Il concocte son plan et plante à la nouvelle Présidence de la République un décor d’urgence digne, théoriquement, de meilleures stratégies de grands acteurs politiques comme il aime à se présenter lui-même : il va proposer au chef, tête encore dans les nuages, contesté et à la limite de l’illigimité, un projet dont il est à 100% l’auteur intellectuel : «Le projet d’urgence des 100 jours du Président de la République».

Il prend soin de sélectionner lui-même en dernier ressort, et très soigneusement, tous les projets qui embarquent plusieurs domaines, à commencer par celui des infrastructures jusqu’à la gratuité de l’enseignement, en passant par les maisons préfabriquées et bien d’autres encore dans divers domaines de vie. Car, pense-t-il, ce projet sera pour lui l’anti-chambre de préparation et d’enrichissement avant le pouvoir suprême en 2023 qu’il appelle de tous ses vœux. Il ne doit pas manquer cette opportunité d’être à la gouvernance du pays, après avoir échoué d’être désigné Premier ministre à l’issue du dialogue de la Cité de l’Union africaine lors des négociations de glissement de fin de mandat constitutionnel de Joseph Kabila en 2018.

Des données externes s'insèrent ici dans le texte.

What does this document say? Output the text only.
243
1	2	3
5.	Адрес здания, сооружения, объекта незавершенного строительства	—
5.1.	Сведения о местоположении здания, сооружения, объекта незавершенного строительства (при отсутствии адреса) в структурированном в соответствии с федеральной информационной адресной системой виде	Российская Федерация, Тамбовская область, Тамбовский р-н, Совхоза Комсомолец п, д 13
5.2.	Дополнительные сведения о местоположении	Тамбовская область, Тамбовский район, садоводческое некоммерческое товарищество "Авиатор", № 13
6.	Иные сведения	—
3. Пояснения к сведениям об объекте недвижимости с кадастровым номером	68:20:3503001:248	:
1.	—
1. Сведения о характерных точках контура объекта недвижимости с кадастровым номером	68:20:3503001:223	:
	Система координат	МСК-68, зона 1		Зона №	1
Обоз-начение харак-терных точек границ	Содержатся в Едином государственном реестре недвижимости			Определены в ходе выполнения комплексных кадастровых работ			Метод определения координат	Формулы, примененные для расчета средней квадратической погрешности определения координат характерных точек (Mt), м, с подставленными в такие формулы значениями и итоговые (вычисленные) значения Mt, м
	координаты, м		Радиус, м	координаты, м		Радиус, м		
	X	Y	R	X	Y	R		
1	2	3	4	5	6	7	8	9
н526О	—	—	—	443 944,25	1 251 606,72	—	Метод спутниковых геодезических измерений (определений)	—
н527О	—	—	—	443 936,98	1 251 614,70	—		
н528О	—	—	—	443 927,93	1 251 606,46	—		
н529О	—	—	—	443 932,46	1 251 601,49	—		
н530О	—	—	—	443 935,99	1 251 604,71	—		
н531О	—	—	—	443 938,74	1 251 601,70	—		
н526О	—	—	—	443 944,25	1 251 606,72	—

Il se met à l’œuvre. Il conçoit et sélectionne seul tous les prestataires des services, parmi lesquels le Libanais Samir Jammal de Samibo Sarl, qu’il a contacté au préalable. Il va associer dans l’exécution du projet qu’il se prépare à piloter en mode solo d’autres prestataires publics, Office des Routes, OVD, Foner etc., d’autres sous-prestataires de moindre importance pour l’ensemble du projet. Il veut écarter tout soupçon et question de faire bien, de brouiller les pistes.
Il sait que la plus grande part du gâteau dans ce projet, il l’aura dans le projet des maisons préfabriquées à Istambul, en Turquie, où il existe déjà un projet de gré à gré mais qui souffrait de financement, projet très avancé du point de vue des procédures de passation des marchés publics puisqu’il dispose déjà des autorisations, qu’il a été initié par le précédent gouvernement Tshibala désormais passé au mode intérimaire, et qu’il a pris en réalité soin de neutraliser et d’inhiber.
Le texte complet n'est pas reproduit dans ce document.